Many characters in The Nix are written so that it’s clear they’re traumatized, but the trauma is never really discussed. What kind of research did you do to make the trauma seem so realistic?

A little psychology stuff, but mostly that behavior in the book was my own intuition about what can happen if people internalize bad emotions and never really deal with them. I was interested in how that can play out in the body, almost physically, as a manifestation of traumas that are buried down way deep. Samuel senses there’s something going on with his mom and he’s a crybaby because of it. He doesn’t necessarily link those two, but it’s his own anxiety playing out.

In some ways, the traumas in the book are not necessarily the things that happen but the things that happen and are not dealt with by the characters. It was less about the emotions and more about the characters resisting those emotions.

That seems like it’s such a … I don’t want to say uniquely American, but it seems very uniquely Midwestern to me.

I wouldn’t disagree with that. That kind of sweep it under the rug, don’t talk about it, maintain the nice, pleasant facade. It can be really emotionally devastating, I think. For my characters, they don’t get better until they finally have to face up to these things.

The book features scenes in which a Trump-like presidential candidate gets pelted in the eye with rocks by a protester, and then the video of it goes viral. What interests you about virality as a phenomenon?
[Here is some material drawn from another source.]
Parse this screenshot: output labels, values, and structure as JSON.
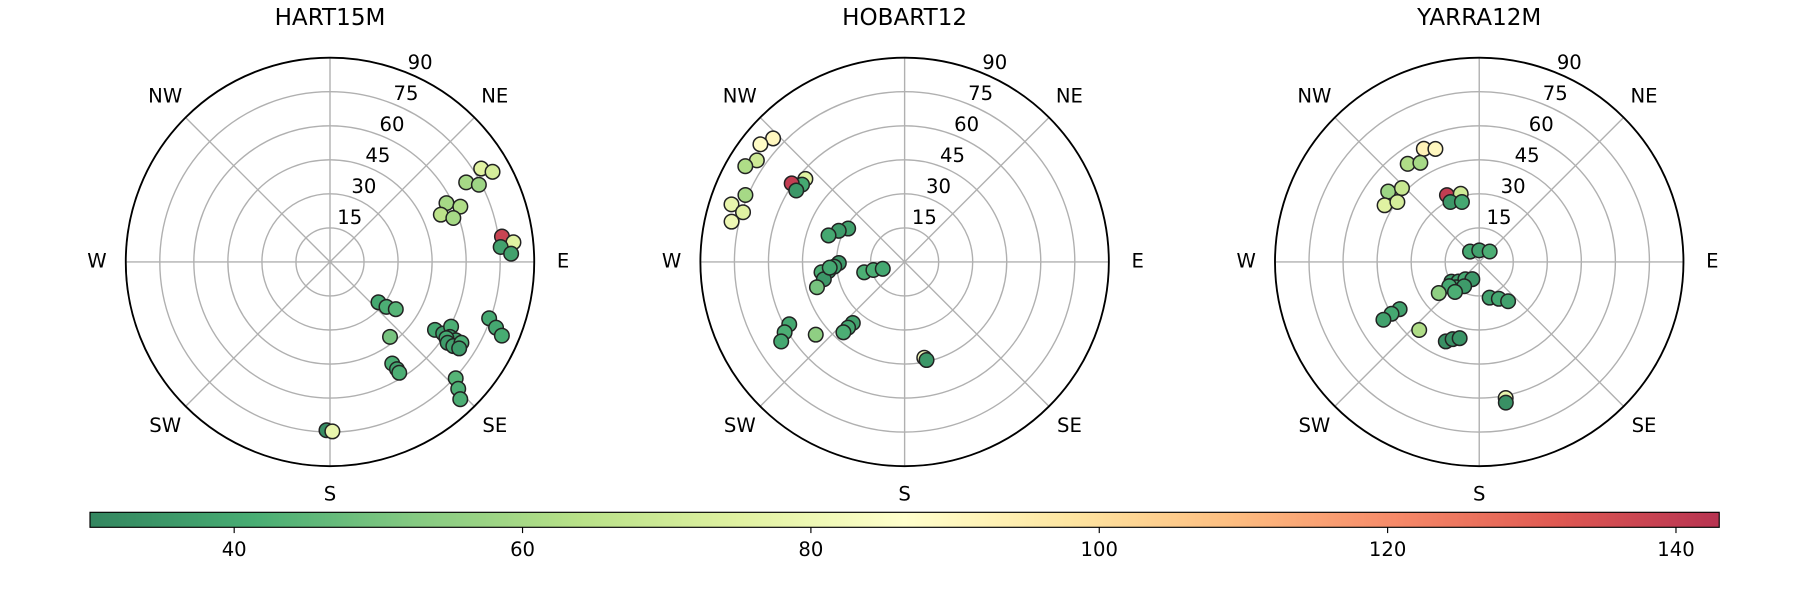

My interest in that stems from my time as a journalist when I would go cover a story and, because I was covering it, I would know there was more to a story that I could possibly fit in the 600 words I was given. So I always find myself cutting back and knowing there was probably more. Maybe not essential stuff—I wasn’t covering huge conspiracies or anything—but I knew the story was always bigger than any newspaper account could accommodate.

So when there’s a 30-second video and you dig into it, it becomes a 620-page novel. As soon as you open the hood on someone’s life, you’re going to find a whole lot there. But there’s also this effect that I’m sure we’ve all experienced—I know I’m guilty of it—where you see something online and you give it like 15 seconds of your attention before you render some kind of verdict or judgment about it. “Dislike!” Or “Like!” You know? Or you see a headline and suddenly, you have an opinion about that thing. … I try to resist those snap judgments, and I think the book is making an argument against snap judgments.